It's getting lighter. (...In the Northern hemisphere.)
Observed: tonight there was still a little light left in the sky at 6:10 p.m. I love it.
Sunset in nearby Rochester was at 5:39 tonight, versus the earliest sunset time, which was 4:35 on December 2nd through 14th. And, there are only 29 more days to go until Daylight Savings Time, when sunset will be an hour later. (I actually favor abolishing DST, but, as long as it's a fact of life, I do enjoy the Springtime shift. I was up before sunrise this morning, but I'm more likely to enjoy the added daylight at the tail end of the day.)
It makes me laugh now, but I distinctly remember that I was in my twenties before I was fully conscious of the fact that there's less daylight in the Wintertime. As young people we all seem to neglect to bring our attention to bear on sundry common and/or obvious facts; it's just that those facts which escape our attention are different for each of us. The most common are probably words—most people saunter into adulthood with a number of misconstrued words still in their heads. As life goes on we sort those things out: the average 60-year-old knows four times as much as the average 20-year-old.
Or, perhaps I should only say that I probably know four times as much now as I did when I was twenty. The difference is that I thought I knew more than I actually did when I was twenty, and now I'm much more conscious of all the things I don't know.
These days, I'm exquisitely sensitive to light. It changes my mood. My house is small, which gives it a lot of surface area, which means plenty of windows, and so the interior transforms on sunny days. I treasure those long Summer days that are drenched in light. Looking forward to them feels more and more like hope. The ebb and flow of the longer and shorter days as each year progresses looms larger and larger for me as time goes by.
Sometimes I wonder: is it photography I love, or merely light?
Mike
Book o' This Week:
In honor of Black History Month, an eloquent Black voice on the issue of race. Pulitzer-prizewinner Isabel Wilkerson's much-lauded book Caste: The origins of our discontents is a book for our historical moment.
The above link takes you from TOP to Amazon. Here's the book at Amazon Canada. "As an Amazon Associate I earn from qualifying purchases."
Original contents copyright 2021 by Michael C. Johnston and/or the bylined author. All Rights Reserved. Links in this post may be to our affiliates; sales through affiliate links may benefit this site.
(To see all the comments, click on the "Comments" link below.)
Featured Comments from:
Albert Smith: "Re '...As life goes on we sort those things out: the average 60-year-old knows four times as much as the average 20-year-old....' I think many twenty-somethings know technology at a level that smokes me in my mid-60s.

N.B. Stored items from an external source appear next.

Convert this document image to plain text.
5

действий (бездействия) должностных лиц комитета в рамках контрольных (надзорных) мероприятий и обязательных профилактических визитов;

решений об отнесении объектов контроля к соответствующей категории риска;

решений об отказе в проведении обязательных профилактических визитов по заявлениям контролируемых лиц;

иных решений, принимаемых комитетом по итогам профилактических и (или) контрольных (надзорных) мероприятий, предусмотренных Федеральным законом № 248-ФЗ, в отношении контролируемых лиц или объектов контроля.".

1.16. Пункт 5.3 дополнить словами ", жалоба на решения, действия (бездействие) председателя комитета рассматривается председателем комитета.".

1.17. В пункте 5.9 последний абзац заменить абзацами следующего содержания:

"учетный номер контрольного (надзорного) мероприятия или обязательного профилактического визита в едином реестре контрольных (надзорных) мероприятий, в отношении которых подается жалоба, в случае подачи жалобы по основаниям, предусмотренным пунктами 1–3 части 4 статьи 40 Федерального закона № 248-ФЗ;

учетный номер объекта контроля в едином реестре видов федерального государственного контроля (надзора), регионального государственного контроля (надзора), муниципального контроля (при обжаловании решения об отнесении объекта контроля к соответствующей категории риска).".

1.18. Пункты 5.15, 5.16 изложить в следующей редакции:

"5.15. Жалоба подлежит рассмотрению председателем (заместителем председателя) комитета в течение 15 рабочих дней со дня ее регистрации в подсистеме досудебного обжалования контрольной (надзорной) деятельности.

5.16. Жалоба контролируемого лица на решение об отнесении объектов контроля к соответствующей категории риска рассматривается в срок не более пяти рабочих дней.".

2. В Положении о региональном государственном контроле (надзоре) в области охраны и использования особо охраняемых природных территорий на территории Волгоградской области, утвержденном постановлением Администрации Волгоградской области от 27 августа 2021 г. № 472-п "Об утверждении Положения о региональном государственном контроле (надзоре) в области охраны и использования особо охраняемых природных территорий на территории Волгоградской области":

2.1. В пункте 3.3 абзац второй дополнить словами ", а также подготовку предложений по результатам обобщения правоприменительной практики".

I've never streamed anything, never heard a podcast or used 10 percent of the capability of my phone.
"You are correct, though, if we are talking about the natural world. While in the military, I was a mid-level leader of a group that deployed to the Saudi desert for the first Gulf War. We arrived in total darkness after 20 hours on a plane. After a few hours, the sun started to crest the horizon, so I said, 'well, that's the East.' One of the young teenaged troops ask how I could know that, to which I replied, 'the sun comes up in the East.' He looked at me like I was crazy saying, 'only in the States, not in other countries!' That kid could no doubt do anything on a computer, but he didn't know the earth rotates in one direction."
Mike replies: Perfect example of what I was talking about. And funny, too! Thanks, Albert.
RubyT: "I have similar reactions to light. We recently moved from Tennessee to Colorado partly because Tennessee is so cloudy and the older I get the more I miss the sunshine of growing up in the west (but Austin, where I grew up, is just too hot).
"As a child I always loved looking at pictures of jewelry and gems. I was in my forties before I put together that jewelry and photography are both really about appreciating the interaction of light and objects."
Mike replies: You would get on well with my brother Dr. Charlie. He taught himself to facet gemstones when he was 14, and has been an amateur gemologist all his life. He talked his way into spending half his senior year in high school working at the Gemology Department at the Smithsonian. He trained himself to be a pretty fair gem photographer, too.
Cary Talbot: "Honestly, I don't know how you can love photography and not love light. Seeing some awesome light hitting a subject or scene is what makes me want to get a camera out and know how to capture that moment so it can be relived and shared. It's always all about the light for me. Even the most incredible vista is simply meh in flat, uninteresting light."
Douglas Orr: "Back in August 2017, I wrote this about light: As a photographer, I have always appreciated good light. But exposure to a copious amount of light is also soothing to the soul. When we are outdoors, communing with our natural surroundings, I am not certain that out of all the ways our senses are being stimulated, that we fully understand how important exposure to sunlight is to our joyful mood. I have been more keenly made aware of this effect after the addition of a sunroom to our homestead. Our new glass-walled room overlooks a treed lot, a northern sky, and the adjacent deck is populated with four bird feeders and potted plants. Spending time daily in this sunlit room allows for me to more acutely observe the dancing nuances of nature's subtle light progressions, the wildlife activity, and seems to elevate my spirit."